Data Science - Capstone project

Text Prediction Application

Franklin X. Dono

6/1/23

Introduction and Background

This presentation is intended to introduce the Text Prediction Application.

  • The Application was created as a requirement for the completion of the Data Science Specialization Program on Coursera.

  • The program is a 10-course series with 1 Capstone project.

  • The output of the capstone project is the application which predicts the next most likely word following a given word or phrase.

  • The raw data set was obtained from SwiftKey.

Data preparation

Blogs, news and tweets were the main source of data.

  • 70% of the merged data set was selected randomly as a training set for the development of the text prediction model.

  • Due to the large size of the training set, it was split into a number of smaller data sets.

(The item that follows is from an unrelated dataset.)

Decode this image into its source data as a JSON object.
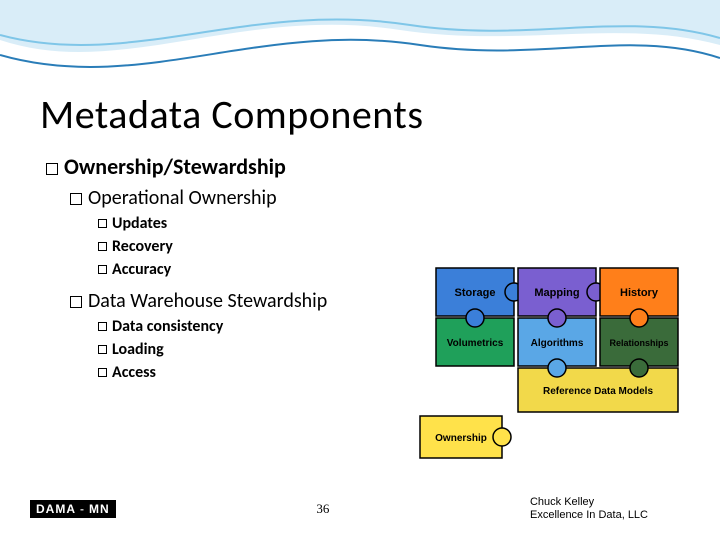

  • The processing was done in piecemeal using statistical natural language processing method

Data cleaning and N-Grams

All text were set to small caps and tokenized, profane words were removed and a corpus created for each sub-sample.

  • Frequency tables of 2-grams, 3-grams, 4-grams and 5-grams were built based on the processed corpora.

  • The frequency tables for each of the N-grams, were combined and sorted in descending order of the frequency;

  • For each N-gram table, the n-gram column was split into two columns, with one containing the last word and the other containing the rest.

How it works

From the N-grams frequency data, It makes predictions of a most likely word.

  • It takes an English phrase as input and predicts the English word that is often preceded by the phrase in regular expression.

  • Three other English word alternatives are also suggested. The predictions are made in real time as words and/or phrases are typed in the input box.”),

  • No predictions are made when the input box is empty or when non-English words or phrases are typed

Brief summary of the App

The application predicts the most likely word with three other alternatives, that are often preceded by the given phrase in regular expression.